Vladimir Yarets (Владимир Алексеевич Ярец; born May 5, 1941 – December 9, 2021) was round-the-world traveler from Belarus.

He was born in the then-Soviet republic of Belarus. In early childhood he became deaf from a blast during World War II. From childhood he had great aspiration for traveling. As a teenager he crossed the Soviet Union from Minsk to Magadan, covering about 36000 km in 148 days on a Jawa 50. Later he made many other trips around the Soviet Union on motorbike.

On May 27, 2000, he began his current round-the-world trip in Minsk, Belarus. He traveled around Europe, into north-west Africa to Western Sahara region to Morocco. Then he crossed the Atlantic Ocean from Spanish Canary Islands into Venezuela. He traveled many Latin America countries until he reached United States.

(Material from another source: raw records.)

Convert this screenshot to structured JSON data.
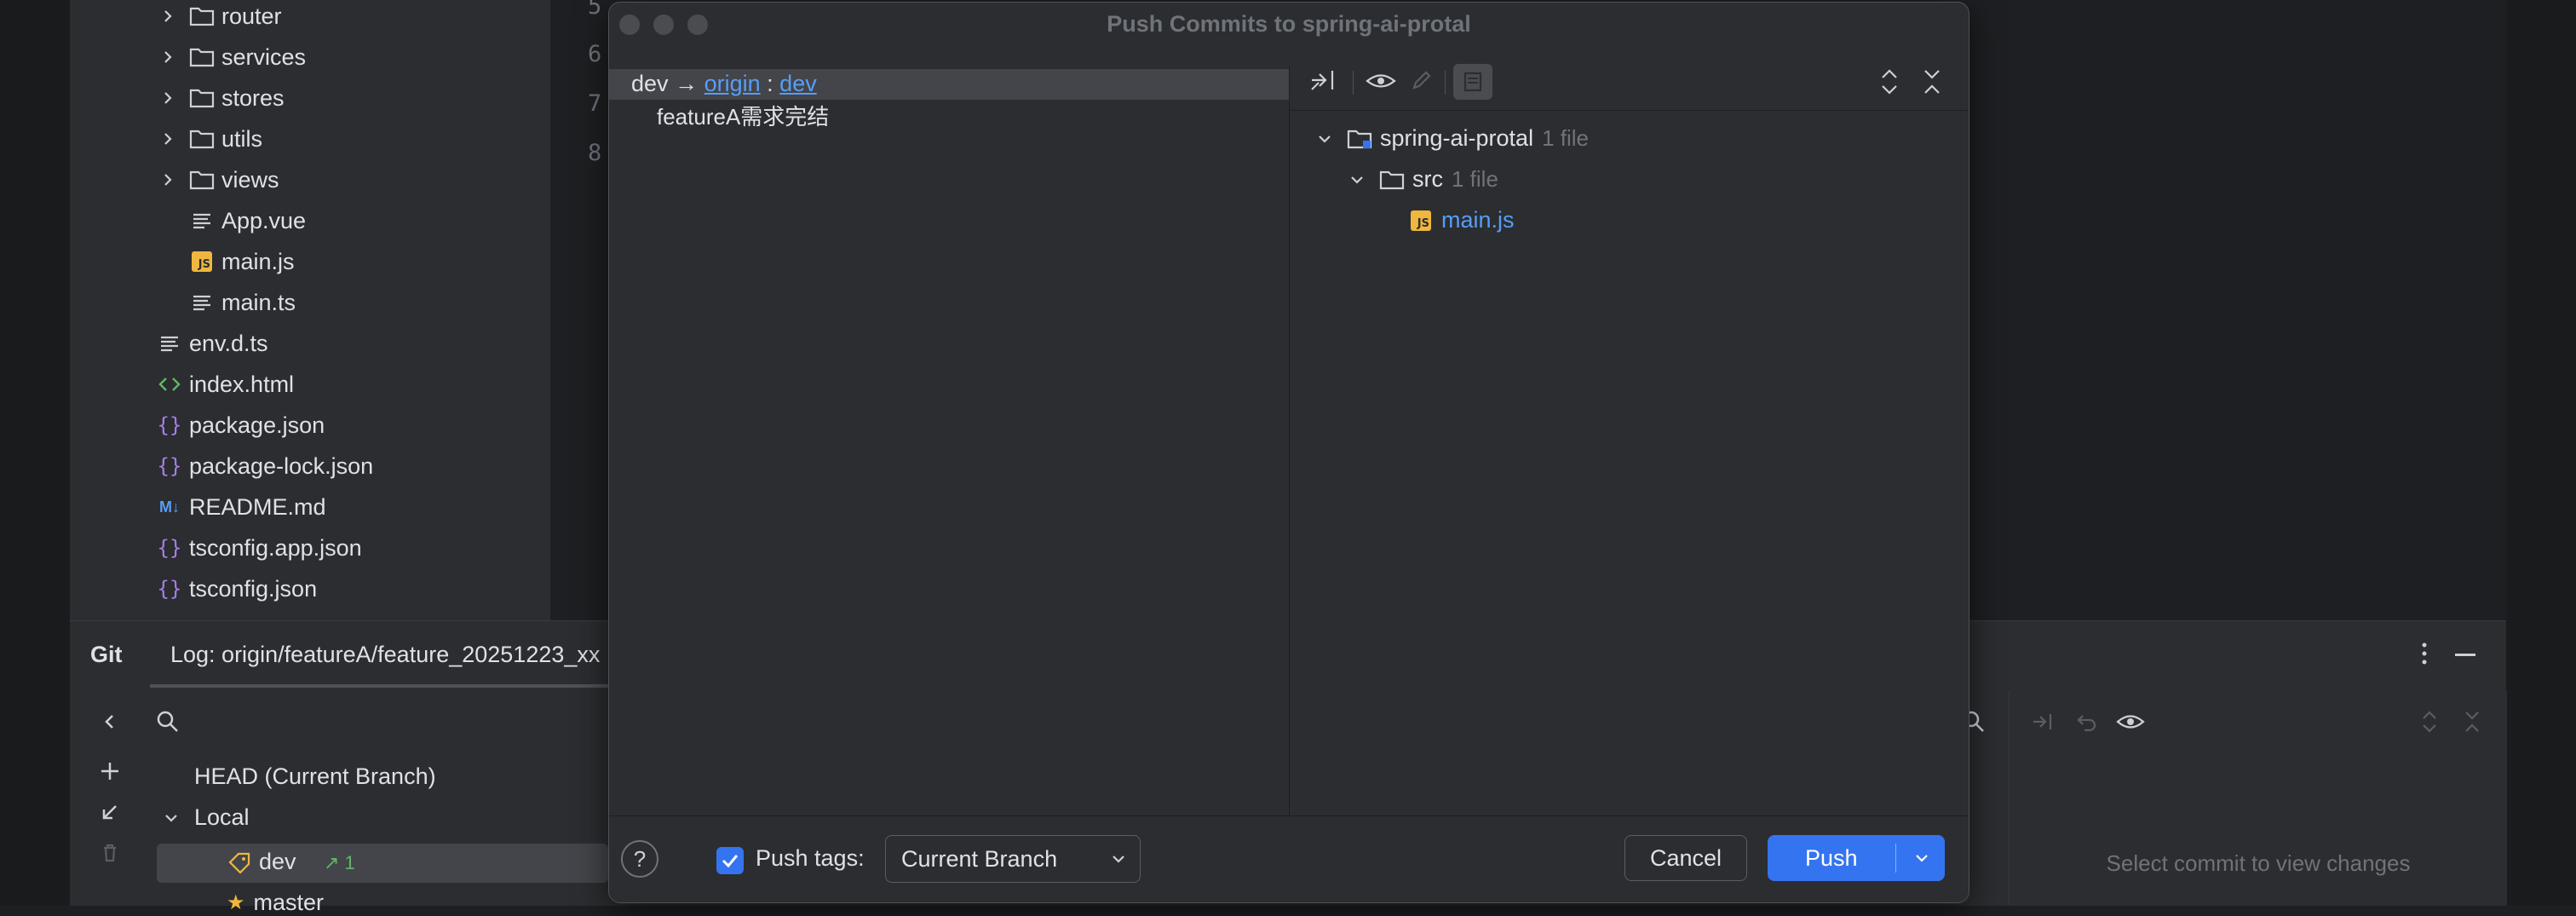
{
  "project_tree": {
    "items": [
      {
        "label": "router",
        "kind": "folder",
        "collapsible": true
      },
      {
        "label": "services",
        "kind": "folder",
        "collapsible": true
      },
      {
        "label": "stores",
        "kind": "folder",
        "collapsible": true
      },
      {
        "label": "utils",
        "kind": "folder",
        "collapsible": true
      },
      {
        "label": "views",
        "kind": "folder",
        "collapsible": true
      },
      {
        "label": "App.vue",
        "kind": "text-file"
      },
      {
        "label": "main.js",
        "kind": "js-file"
      },
      {
        "label": "main.ts",
        "kind": "text-file"
      },
      {
        "label": "env.d.ts",
        "kind": "text-file"
      },
      {
        "label": "index.html",
        "kind": "html-file"
      },
      {
        "label": "package.json",
        "kind": "json-file"
      },
      {
        "label": "package-lock.json",
        "kind": "json-file"
      },
      {
        "label": "README.md",
        "kind": "markdown-file"
      },
      {
        "label": "tsconfig.app.json",
        "kind": "json-file"
      },
      {
        "label": "tsconfig.json",
        "kind": "json-file"
      }
    ]
  },
  "editor": {
    "line_numbers": [
      "5",
      "6",
      "7",
      "8"
    ]
  },
  "git_panel": {
    "title": "Git",
    "log_tab": "Log: origin/featureA/feature_20251223_xx",
    "head_label": "HEAD (Current Branch)",
    "local_label": "Local",
    "branches": [
      {
        "name": "dev",
        "ahead": "↗ 1"
      },
      {
        "name": "master",
        "ahead": ""
      }
    ],
    "select_commit_hint": "Select commit to view changes"
  },
  "dialog": {
    "title": "Push Commits to spring-ai-protal",
    "push_target": {
      "local": "dev",
      "arrow": "→",
      "remote": "origin",
      "separator": ":",
      "remote_branch": "dev"
    },
    "commits": [
      "featureA需求完结"
    ],
    "changes_tree": {
      "root": {
        "label": "spring-ai-protal",
        "count": "1 file"
      },
      "folder": {
        "label": "src",
        "count": "1 file"
      },
      "file": {
        "label": "main.js"
      }
    },
    "footer": {
      "help_label": "?",
      "push_tags_label": "Push tags:",
      "push_tags_checked": true,
      "push_tags_option": "Current Branch",
      "cancel_label": "Cancel",
      "push_label": "Push"
    }
  },
  "colors": {
    "accent": "#3574f0",
    "link": "#589df6",
    "js_badge": "#f0b73e",
    "green": "#5fb865"
  }
}
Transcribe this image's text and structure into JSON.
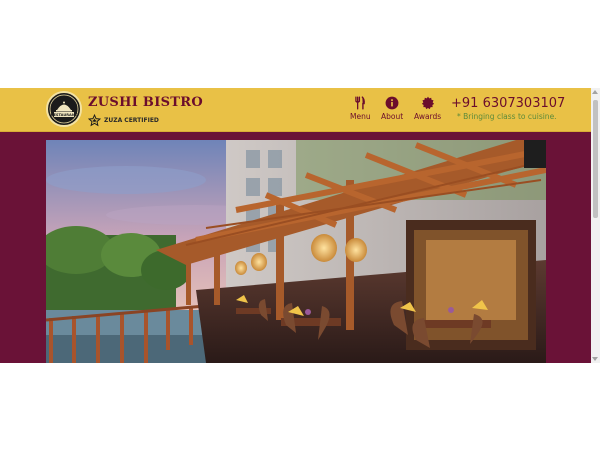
{
  "brand": {
    "name": "ZUSHI BISTRO",
    "logo_text": "RESTAURANT",
    "certification": "ZUZA CERTIFIED"
  },
  "nav": {
    "items": [
      {
        "label": "Menu",
        "icon": "fork-knife-icon"
      },
      {
        "label": "About",
        "icon": "info-icon"
      },
      {
        "label": "Awards",
        "icon": "award-badge-icon"
      }
    ]
  },
  "contact": {
    "phone": "+91 6307303107",
    "tagline": "* Bringing class to cuisine."
  },
  "hero": {
    "image": "restaurant-patio-photo"
  },
  "colors": {
    "header_bg": "#e9c146",
    "brand_maroon": "#6a1237",
    "accent_green": "#5c8a3a"
  }
}
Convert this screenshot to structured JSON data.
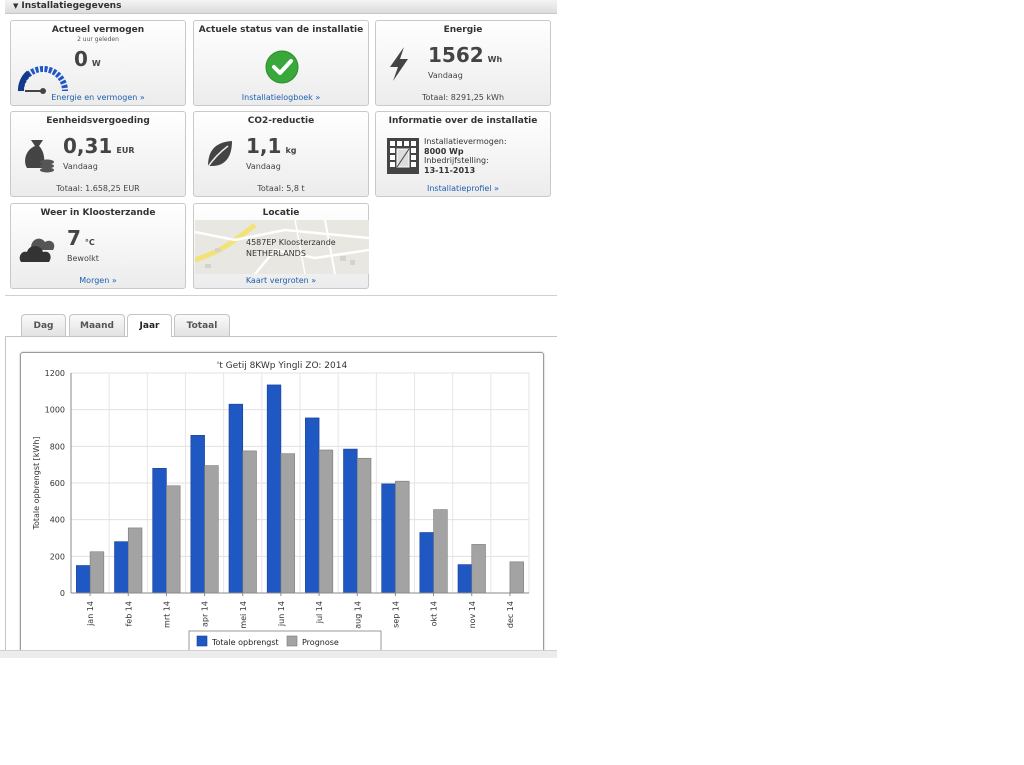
{
  "section": {
    "title": "Installatiegegevens"
  },
  "tiles": {
    "actueel": {
      "title": "Actueel vermogen",
      "subtitle": "2 uur geleden",
      "value": "0",
      "unit": "W",
      "link": "Energie en vermogen »"
    },
    "status": {
      "title": "Actuele status van de installatie",
      "link": "Installatielogboek »"
    },
    "energie": {
      "title": "Energie",
      "value": "1562",
      "unit": "Wh",
      "period": "Vandaag",
      "total": "Totaal: 8291,25 kWh"
    },
    "vergoeding": {
      "title": "Eenheidsvergoeding",
      "value": "0,31",
      "unit": "EUR",
      "period": "Vandaag",
      "total": "Totaal: 1.658,25 EUR"
    },
    "co2": {
      "title": "CO2-reductie",
      "value": "1,1",
      "unit": "kg",
      "period": "Vandaag",
      "total": "Totaal: 5,8 t"
    },
    "info": {
      "title": "Informatie over de installatie",
      "label1": "Installatievermogen:",
      "value1": "8000 Wp",
      "label2": "Inbedrijfstelling:",
      "value2": "13-11-2013",
      "link": "Installatieprofiel »"
    },
    "weer": {
      "title": "Weer in Kloosterzande",
      "value": "7",
      "unit": "°C",
      "condition": "Bewolkt",
      "link": "Morgen »"
    },
    "locatie": {
      "title": "Locatie",
      "line1": "4587EP Kloosterzande",
      "line2": "NETHERLANDS",
      "link": "Kaart vergroten »"
    }
  },
  "tabs": [
    {
      "label": "Dag"
    },
    {
      "label": "Maand"
    },
    {
      "label": "Jaar",
      "active": true
    },
    {
      "label": "Totaal"
    }
  ],
  "colors": {
    "series1": "#1f57c3",
    "series2": "#a3a3a3",
    "link": "#1f5fae",
    "ok": "#39a83a"
  },
  "chart_data": {
    "type": "bar",
    "title": "'t Getij 8KWp Yingli ZO: 2014",
    "ylabel": "Totale opbrengst [kWh]",
    "xlabel": "",
    "ylim": [
      0,
      1200
    ],
    "yticks": [
      0,
      200,
      400,
      600,
      800,
      1000,
      1200
    ],
    "grid": true,
    "legend": "bottom",
    "categories": [
      "jan 14",
      "feb 14",
      "mrt 14",
      "apr 14",
      "mei 14",
      "jun 14",
      "jul 14",
      "aug 14",
      "sep 14",
      "okt 14",
      "nov 14",
      "dec 14"
    ],
    "series": [
      {
        "name": "Totale opbrengst",
        "values": [
          150,
          280,
          680,
          860,
          1030,
          1135,
          955,
          785,
          595,
          330,
          155,
          null
        ]
      },
      {
        "name": "Prognose",
        "values": [
          225,
          355,
          585,
          695,
          775,
          760,
          780,
          735,
          610,
          455,
          265,
          170
        ]
      }
    ]
  }
}
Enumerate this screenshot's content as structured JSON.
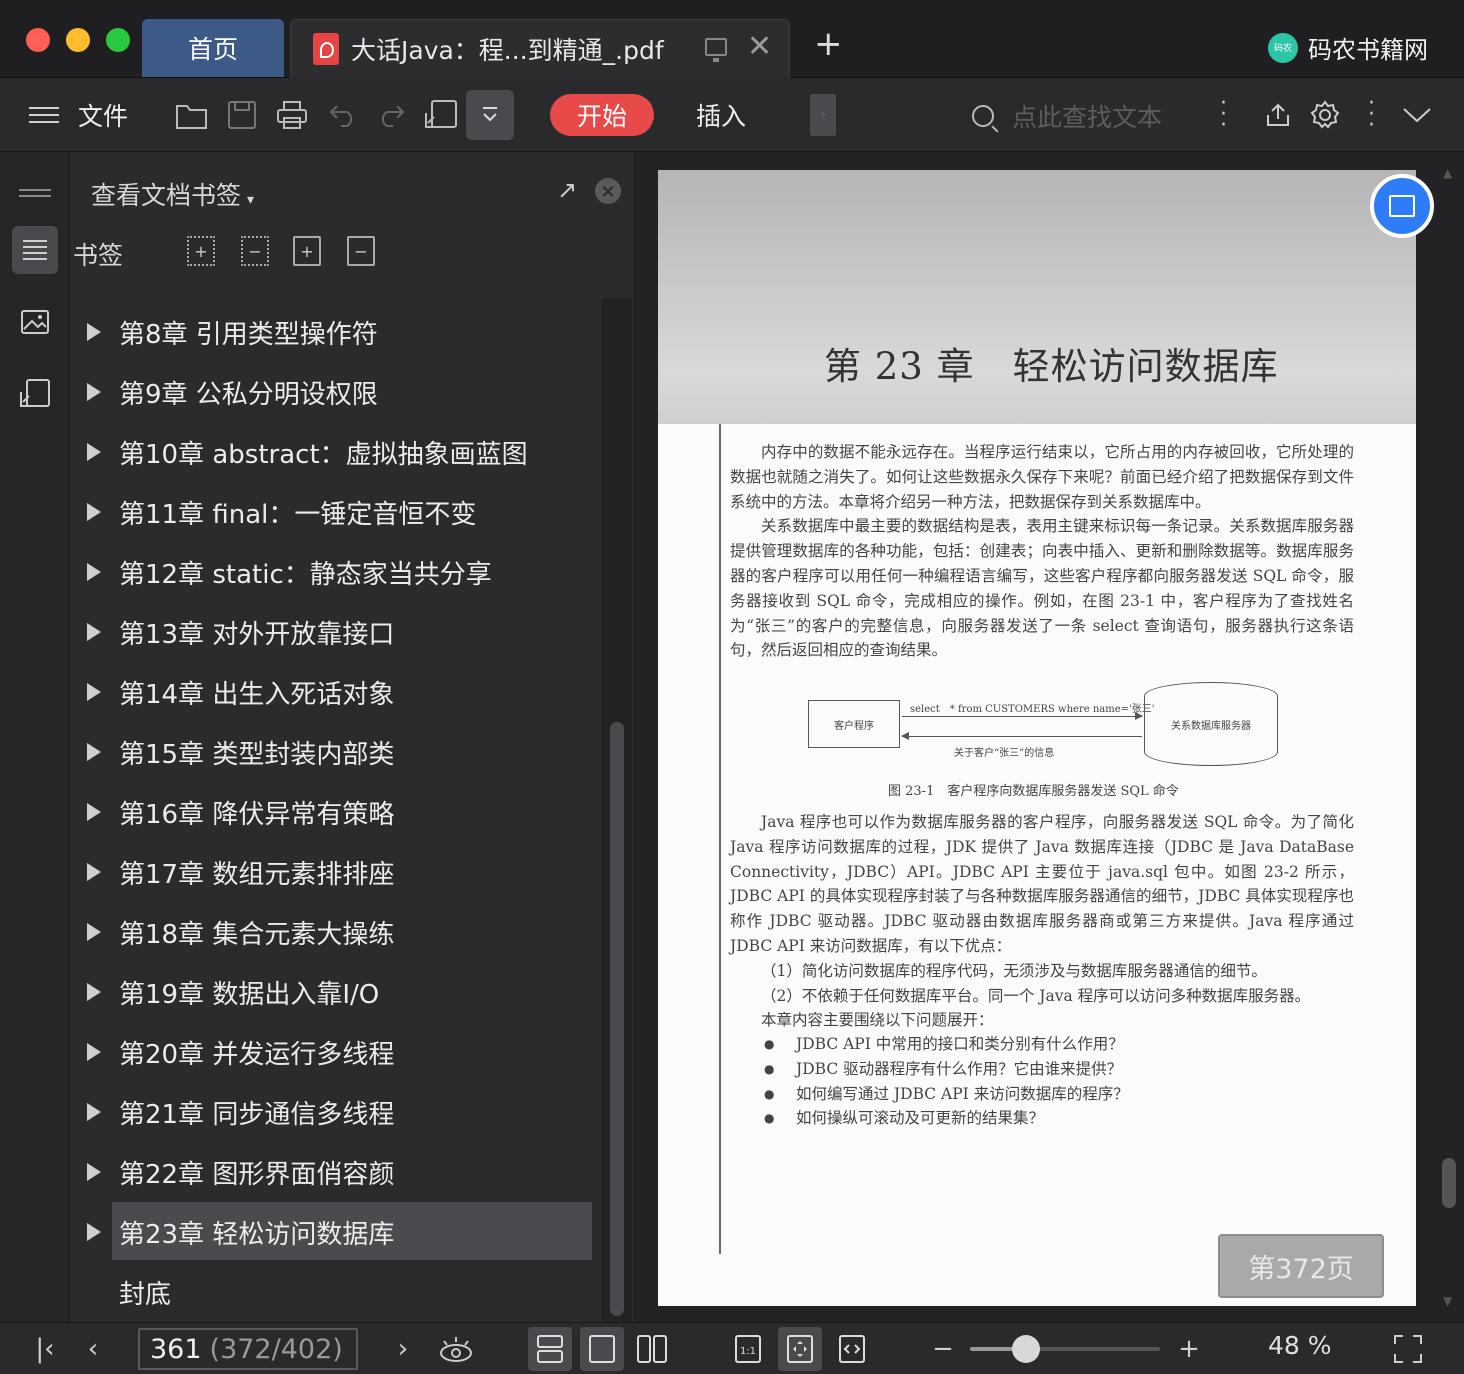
{
  "titlebar": {
    "home_tab": "首页",
    "doc_tab_title": "大话Java：程...到精通_.pdf",
    "close_glyph": "✕",
    "new_tab_glyph": "+",
    "brand_logo_text": "码农",
    "brand_name": "码农书籍网",
    "traffic_lights": [
      "#ff5f57",
      "#febc2e",
      "#28c840"
    ]
  },
  "toolbar": {
    "menu_icon": "hamburger-icon",
    "file_label": "文件",
    "start_label": "开始",
    "insert_label": "插入",
    "search_placeholder": "点此查找文本",
    "accent_color": "#e84a4a"
  },
  "panel": {
    "title": "查看文档书签",
    "caret": "▾",
    "popout_glyph": "↗",
    "close_glyph": "×",
    "bookmarks_label": "书签",
    "tool_glyphs": [
      "+",
      "−",
      "+",
      "−"
    ],
    "items": [
      "第8章 引用类型操作符",
      "第9章 公私分明设权限",
      "第10章 abstract：虚拟抽象画蓝图",
      "第11章 final：一锤定音恒不变",
      "第12章 static：静态家当共分享",
      "第13章 对外开放靠接口",
      "第14章 出生入死话对象",
      "第15章 类型封装内部类",
      "第16章 降伏异常有策略",
      "第17章 数组元素排排座",
      "第18章 集合元素大操练",
      "第19章 数据出入靠I/O",
      "第20章 并发运行多线程",
      "第21章 同步通信多线程",
      "第22章 图形界面俏容颜",
      "第23章 轻松访问数据库"
    ],
    "last_item": "封底",
    "selected_index": 15
  },
  "document": {
    "chapter_title": "第 23 章　轻松访问数据库",
    "paragraphs": [
      "内存中的数据不能永远存在。当程序运行结束以，它所占用的内存被回收，它所处理的数据也就随之消失了。如何让这些数据永久保存下来呢？前面已经介绍了把数据保存到文件系统中的方法。本章将介绍另一种方法，把数据保存到关系数据库中。",
      "关系数据库中最主要的数据结构是表，表用主键来标识每一条记录。关系数据库服务器提供管理数据库的各种功能，包括：创建表；向表中插入、更新和删除数据等。数据库服务器的客户程序可以用任何一种编程语言编写，这些客户程序都向服务器发送 SQL 命令，服务器接收到 SQL 命令，完成相应的操作。例如，在图 23-1 中，客户程序为了查找姓名为“张三”的客户的完整信息，向服务器发送了一条 select 查询语句，服务器执行这条语句，然后返回相应的查询结果。"
    ],
    "figure": {
      "client_label": "客户程序",
      "server_label": "关系数据库服务器",
      "request_label": "select　* from CUSTOMERS where name='张三'",
      "response_label": "关于客户“张三”的信息",
      "caption": "图 23-1　客户程序向数据库服务器发送 SQL 命令"
    },
    "paragraphs2": [
      "Java 程序也可以作为数据库服务器的客户程序，向服务器发送 SQL 命令。为了简化 Java 程序访问数据库的过程，JDK 提供了 Java 数据库连接（JDBC 是 Java DataBase Connectivity，JDBC）API。JDBC API 主要位于 java.sql 包中。如图 23-2 所示，JDBC API 的具体实现程序封装了与各种数据库服务器通信的细节，JDBC 具体实现程序也称作 JDBC 驱动器。JDBC 驱动器由数据库服务器商或第三方来提供。Java 程序通过 JDBC API 来访问数据库，有以下优点：",
      "（1）简化访问数据库的程序代码，无须涉及与数据库服务器通信的细节。",
      "（2）不依赖于任何数据库平台。同一个 Java 程序可以访问多种数据库服务器。",
      "本章内容主要围绕以下问题展开："
    ],
    "bullets": [
      "JDBC API 中常用的接口和类分别有什么作用？",
      "JDBC 驱动器程序有什么作用？它由谁来提供？",
      "如何编写通过 JDBC API 来访问数据库的程序？",
      "如何操纵可滚动及可更新的结果集？"
    ],
    "page_badge": "第372页"
  },
  "statusbar": {
    "first_glyph": "|‹",
    "prev_glyph": "‹",
    "next_glyph": "›",
    "current_page": "361",
    "page_total": "(372/402)",
    "zoom_minus": "−",
    "zoom_plus": "+",
    "zoom_fraction": 0.3,
    "zoom_value": "48 %"
  }
}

By late 2005 he had visited every state of United States of America including Hawaii and Alaska and every Canadian province.

In the city Peoria in Illinois he was hit by a truck while stopping at the side of a road in October 2003. He had 29 fractures and spent two months in hospital and several more months recovering at the place of local friends. His 1990 Jawa 350 motorcycle was a write-off, the US biker community banded together to help him, and the local BMW dealership gave him a new BMW F650GS motorcycle as a gift to continue his travels.

At end of 2006, he was in Sydney, Australia, after circumnavigating the Australian continent as well as a 3000 km detour to the Red Centre and touring Tasmania. Vladimir was met by members of the RMOA Australia and presented a custom silver "Round the World" ring.

He then shipped to New Zealand and then to Hong Kong. He also indicated he wishes to travel to Japan and mainland China.

Yarets enjoys meeting people, "talking" to everyone he meets and showing them pictures of his travels, and he is especially proud of his X-rays.

In 2009 it was reported he had covered more than 100000 mi; in 2010 it was reported that he had covered 740000 km on his travels through 138 countries.

Yarets arrived in the southernmost city of Japan, Ishigaki (located on Ishigaki Island), on November 6, 2010.

Vladimir Yarets died on December 9, 2021, at the age of 80.